Über den Umgang mit Aphorismen (1)

Sind Aphorismen die eigentliche Art der Mitteilung über Twitter? Immerhin verlangt das Medium Kürze, und damit Prägnanz, und damit jene Abstraktion im Geiste, die auch Aphorismen kennzeichnen. Die ja mehr sind als "kurze Mitteilungen". Die eine Wahrheit über die Welt und das Leben nicht einfach komprimieren, sondern destillieren. Und wer egal welches Ding destilliert, erhält seine Feststoffe als Rest, als Tragegerüst des Dinges selbst.

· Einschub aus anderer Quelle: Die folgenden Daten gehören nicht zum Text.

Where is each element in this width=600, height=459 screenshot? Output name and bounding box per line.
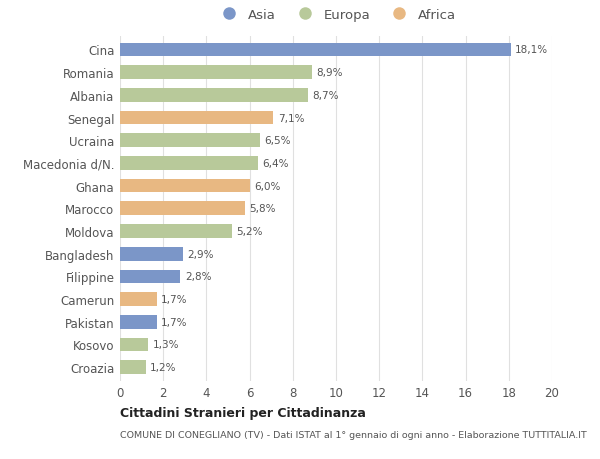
Bar — [120, 361, 146, 374]
Bar — [120, 157, 258, 170]
Bar — [120, 315, 157, 329]
Text: 2,9%: 2,9% — [187, 249, 214, 259]
Bar — [120, 270, 181, 284]
Bar — [120, 112, 274, 125]
Text: 6,0%: 6,0% — [254, 181, 280, 191]
Bar — [120, 66, 312, 80]
Bar — [120, 247, 182, 261]
Bar — [120, 89, 308, 102]
Text: 2,8%: 2,8% — [185, 272, 211, 282]
Bar — [120, 293, 157, 306]
Text: 8,7%: 8,7% — [312, 90, 339, 101]
Text: 1,7%: 1,7% — [161, 294, 188, 304]
Text: 6,4%: 6,4% — [263, 158, 289, 168]
Text: 1,7%: 1,7% — [161, 317, 188, 327]
Text: 8,9%: 8,9% — [317, 68, 343, 78]
Bar — [120, 202, 245, 216]
Bar — [120, 338, 148, 352]
Bar — [120, 225, 232, 238]
Bar — [120, 134, 260, 148]
Text: 1,3%: 1,3% — [152, 340, 179, 350]
Text: 5,8%: 5,8% — [250, 204, 276, 214]
Text: 5,2%: 5,2% — [236, 226, 263, 236]
Text: 7,1%: 7,1% — [278, 113, 304, 123]
Text: Cittadini Stranieri per Cittadinanza: Cittadini Stranieri per Cittadinanza — [120, 406, 366, 419]
Text: 18,1%: 18,1% — [515, 45, 548, 55]
Bar — [120, 179, 250, 193]
Legend: Asia, Europa, Africa: Asia, Europa, Africa — [216, 9, 456, 22]
Text: 1,2%: 1,2% — [150, 363, 177, 372]
Text: COMUNE DI CONEGLIANO (TV) - Dati ISTAT al 1° gennaio di ogni anno - Elaborazione: COMUNE DI CONEGLIANO (TV) - Dati ISTAT a… — [120, 431, 587, 440]
Bar — [120, 44, 511, 57]
Text: 6,5%: 6,5% — [265, 136, 291, 146]
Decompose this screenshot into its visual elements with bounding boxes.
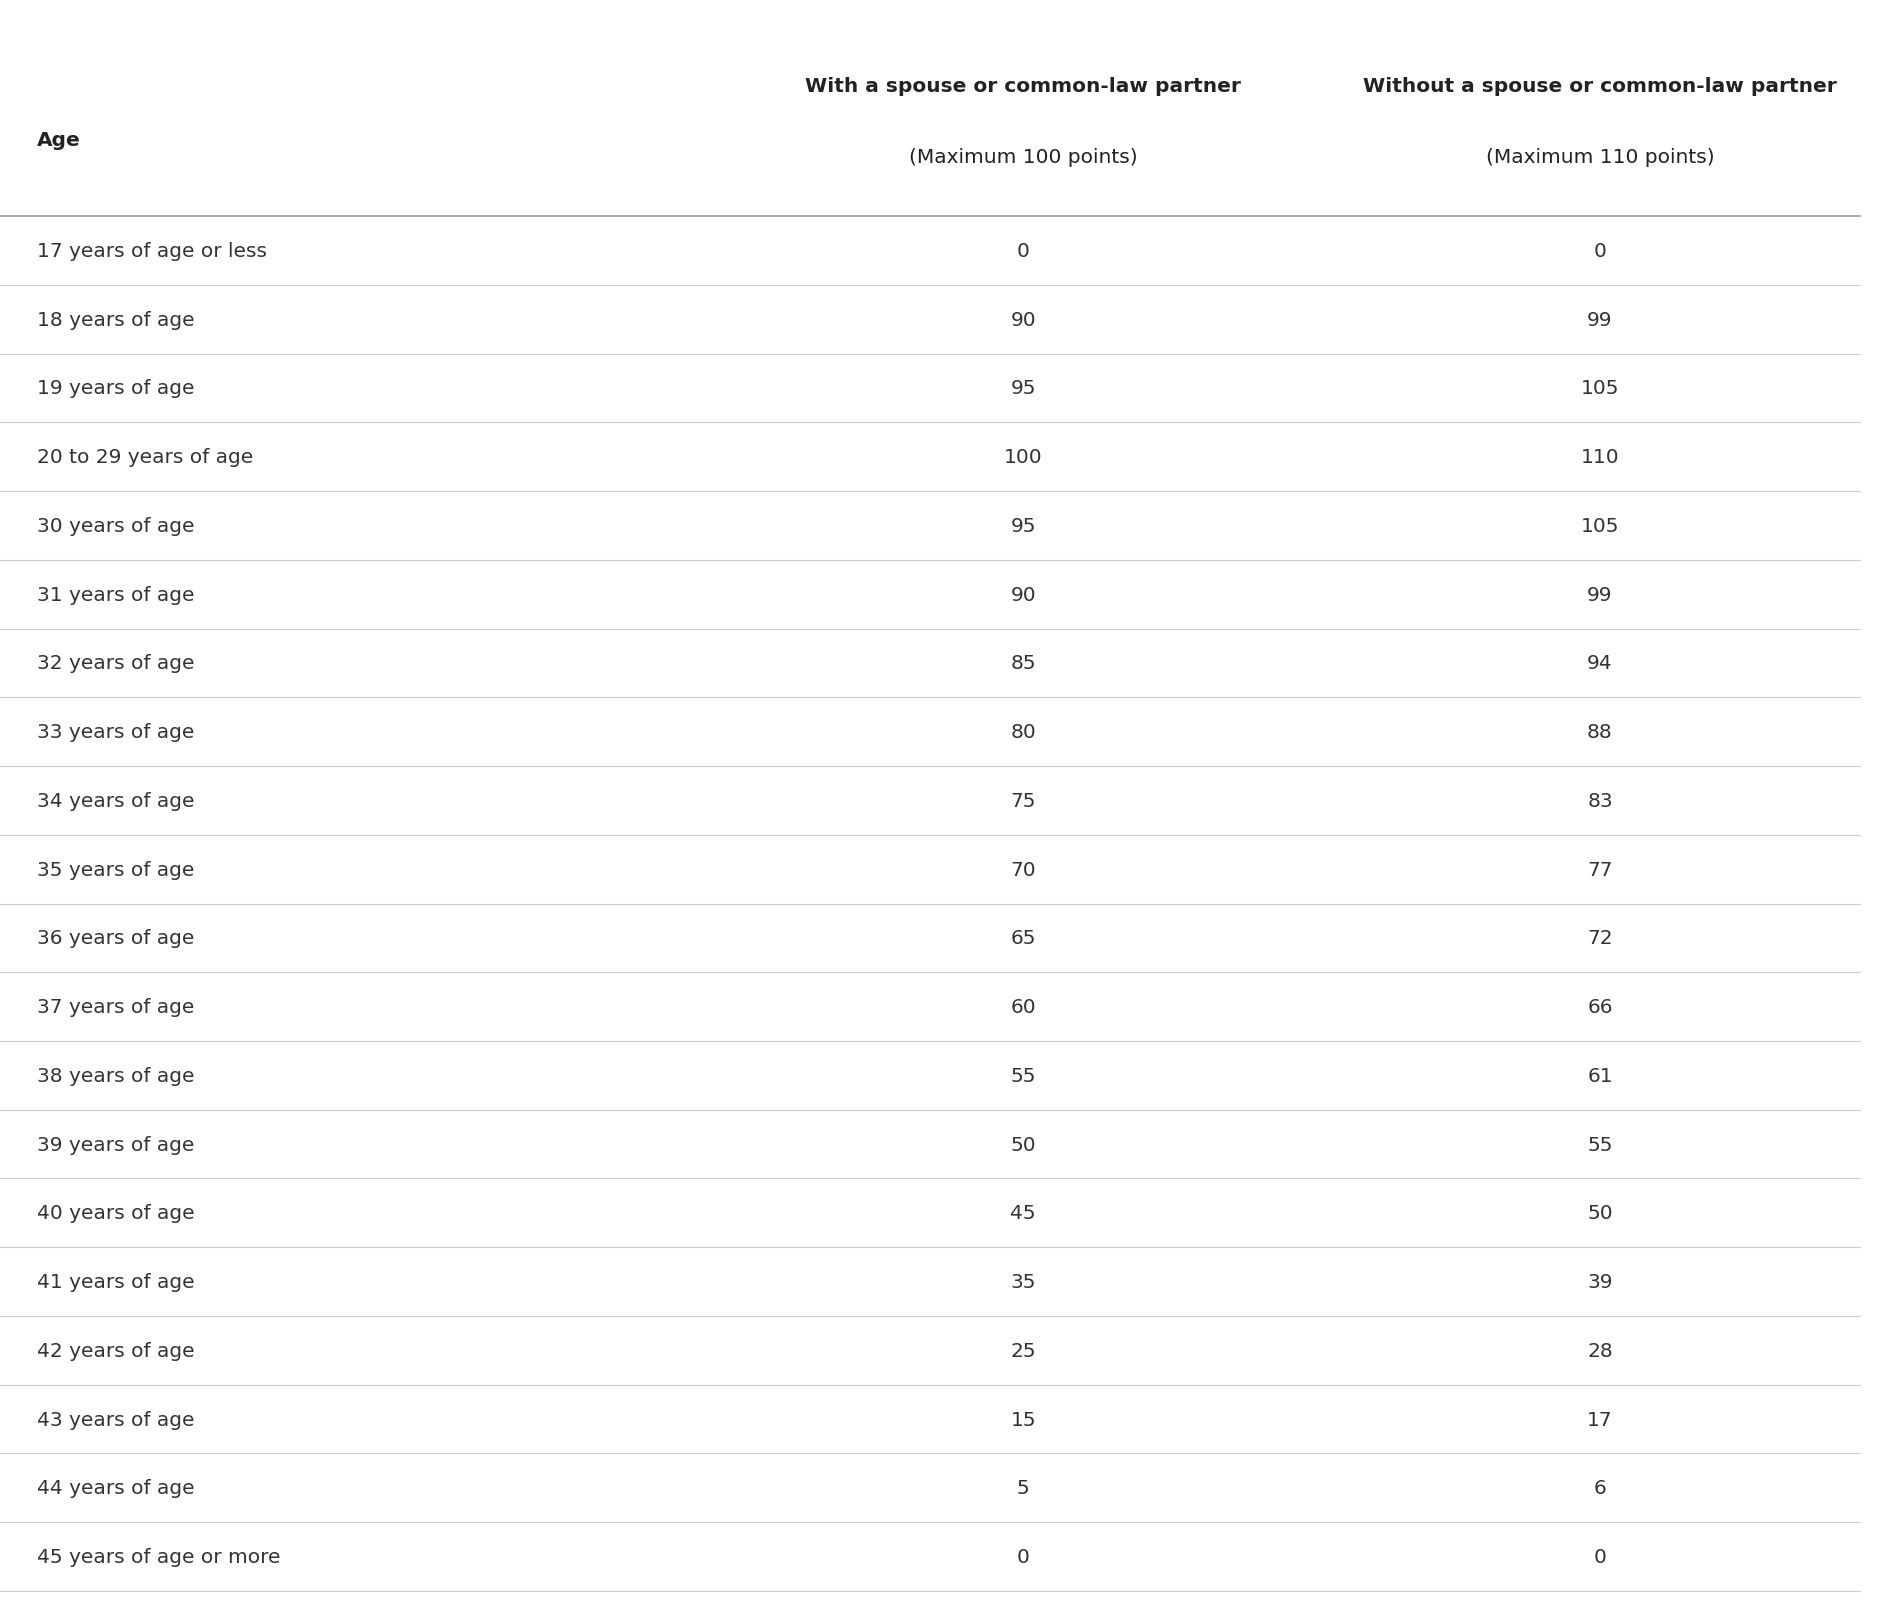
- Text: Age: Age: [38, 132, 81, 149]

Aber ist das so? Ist das Destillat noch das Ding? Oder ist dafür nicht jenes Häkelgarn notwendig, das nicht nur die Feststoffe der Wirklichkeit bedeuten, sondern dessen Geschmack, Farbe, Ton - und damit jene sinnlichen Eigentümlichkeiten, die keine (sozusagen) Einschränkung auf "das Ding" bedeuten, sondern das Ding gar nicht anders konstituiert sein lassen als auch MITSAMT seinen Einbindungen, samt seinen Eigenschaften im Ausdruck und das heißt in der Realisierung einer Beziehung?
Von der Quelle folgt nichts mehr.